Ludmila da Silva svela sui social il pessimo trattamento riservatole nei supermercati di Madrid: l’attaccante dell’Atletico è controllata dalla sicurezza come fosse una ladra, unicamente per il suo aspetto

Ancora una volta calcio e razzismo si intrecciano in una storia davvero particolare, nel senso negativo del termine. Questa volta, ‘fortunatamente’, non si parla di cori razzisti o atteggiamenti discriminatori durante una partita, ma al di fuori del rettangolo di gioco. La malcapitata protagonista è Ludmila da Silva, attaccante dell’Atletico Madrid femminile e della nazionale brasiliana. La ragazza ha denunciato sui social l’atteggiamento delle guardie di sicurezza dei supermercati che, unicamente a causa del suo aspetto (scura di carnaggione, treccine e tatuaggi), la tengono d’occhio come fosse una ladra.

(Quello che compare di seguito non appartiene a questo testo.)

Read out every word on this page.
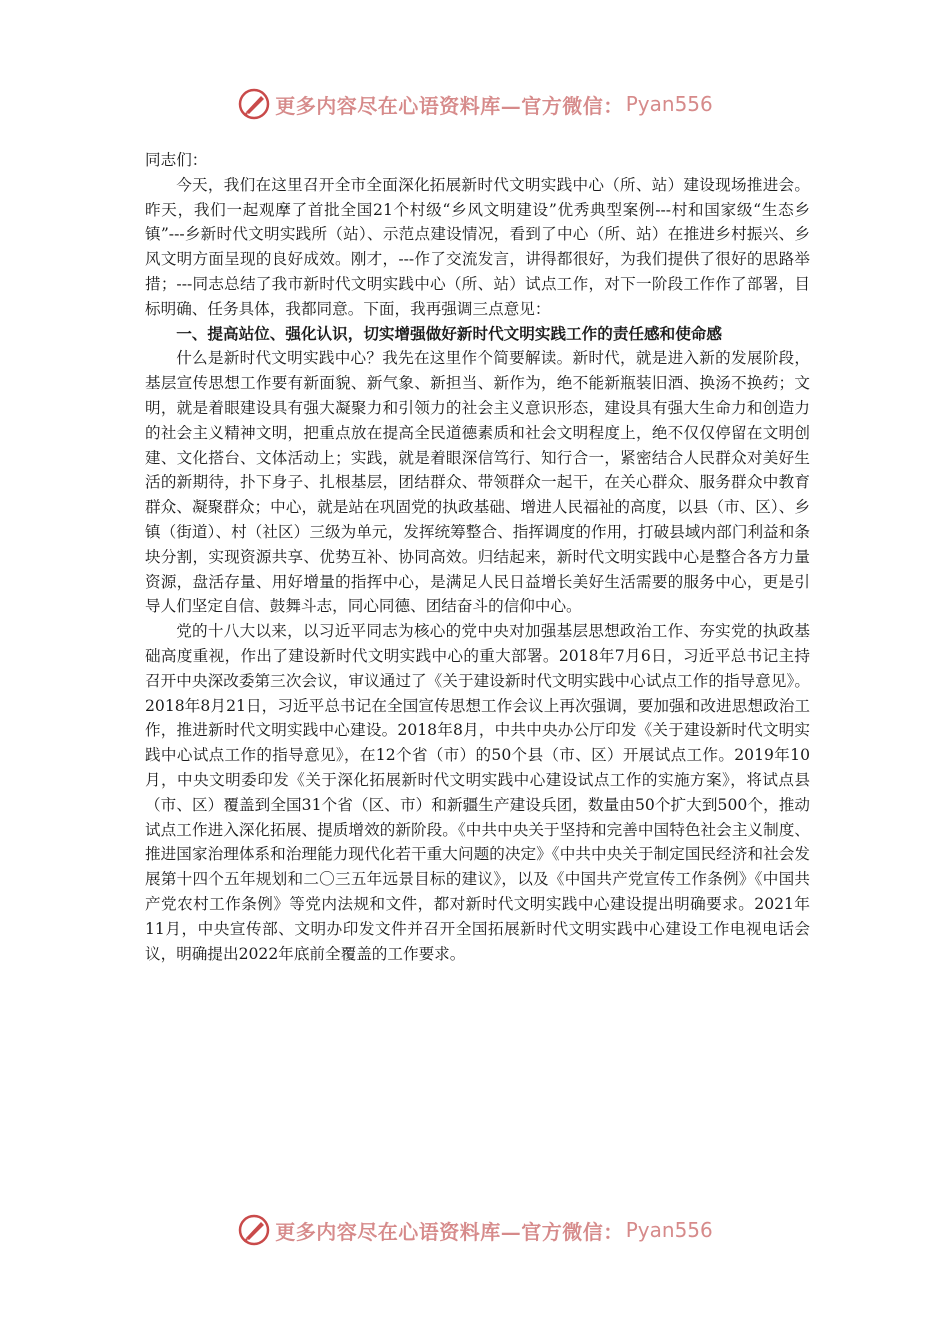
更多内容尽在心语资料库—官方微信： Pyan556

同志们：

今天，我们在这里召开全市全面深化拓展新时代文明实践中心（所、站）建设现场推进会。昨天，我们一起观摩了首批全国21个村级“乡风文明建设”优秀典型案例---村和国家级“生态乡镇”---乡新时代文明实践所（站）、示范点建设情况，看到了中心（所、站）在推进乡村振兴、乡风文明方面呈现的良好成效。刚才，---作了交流发言，讲得都很好，为我们提供了很好的思路举措；---同志总结了我市新时代文明实践中心（所、站）试点工作，对下一阶段工作作了部署，目标明确、任务具体，我都同意。下面，我再强调三点意见：

一、提高站位、强化认识，切实增强做好新时代文明实践工作的责任感和使命感

什么是新时代文明实践中心？我先在这里作个简要解读。新时代，就是进入新的发展阶段，基层宣传思想工作要有新面貌、新气象、新担当、新作为，绝不能新瓶装旧酒、换汤不换药；文明，就是着眼建设具有强大凝聚力和引领力的社会主义意识形态，建设具有强大生命力和创造力的社会主义精神文明，把重点放在提高全民道德素质和社会文明程度上，绝不仅仅停留在文明创建、文化搭台、文体活动上；实践，就是着眼深信笃行、知行合一，紧密结合人民群众对美好生活的新期待，扑下身子、扎根基层，团结群众、带领群众一起干，在关心群众、服务群众中教育群众、凝聚群众；中心，就是站在巩固党的执政基础、增进人民福祉的高度，以县（市、区）、乡镇（街道）、村（社区）三级为单元，发挥统筹整合、指挥调度的作用，打破县域内部门利益和条块分割，实现资源共享、优势互补、协同高效。归结起来，新时代文明实践中心是整合各方力量资源，盘活存量、用好增量的指挥中心，是满足人民日益增长美好生活需要的服务中心，更是引导人们坚定自信、鼓舞斗志，同心同德、团结奋斗的信仰中心。

党的十八大以来，以习近平同志为核心的党中央对加强基层思想政治工作、夯实党的执政基础高度重视，作出了建设新时代文明实践中心的重大部署。2018年7月6日，习近平总书记主持召开中央深改委第三次会议，审议通过了《关于建设新时代文明实践中心试点工作的指导意见》。2018年8月21日，习近平总书记在全国宣传思想工作会议上再次强调，要加强和改进思想政治工作，推进新时代文明实践中心建设。2018年8月，中共中央办公厅印发《关于建设新时代文明实践中心试点工作的指导意见》，在12个省（市）的50个县（市、区）开展试点工作。2019年10月，中央文明委印发《关于深化拓展新时代文明实践中心建设试点工作的实施方案》，将试点县（市、区）覆盖到全国31个省（区、市）和新疆生产建设兵团，数量由50个扩大到500个，推动试点工作进入深化拓展、提质增效的新阶段。《中共中央关于坚持和完善中国特色社会主义制度、推进国家治理体系和治理能力现代化若干重大问题的决定》《中共中央关于制定国民经济和社会发展第十四个五年规划和二〇三五年远景目标的建议》，以及《中国共产党宣传工作条例》《中国共产党农村工作条例》等党内法规和文件，都对新时代文明实践中心建设提出明确要求。2021年11月，中央宣传部、文明办印发文件并召开全国拓展新时代文明实践中心建设工作电视电话会议，明确提出2022年底前全覆盖的工作要求。

更多内容尽在心语资料库—官方微信： Pyan556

La calciatrice ha postato su Instagram un filmato nel quale spiega: “dopo essere arrivata in un supermercato, la sicurezza si sta avvicinando. E’ spaventoso, non posso nemmeno mettere la mano nella mia borsa perchè possono pensare che sto rubando qualcosa. Questo è scandaloso e succede ogni volta che vado al supermercato“.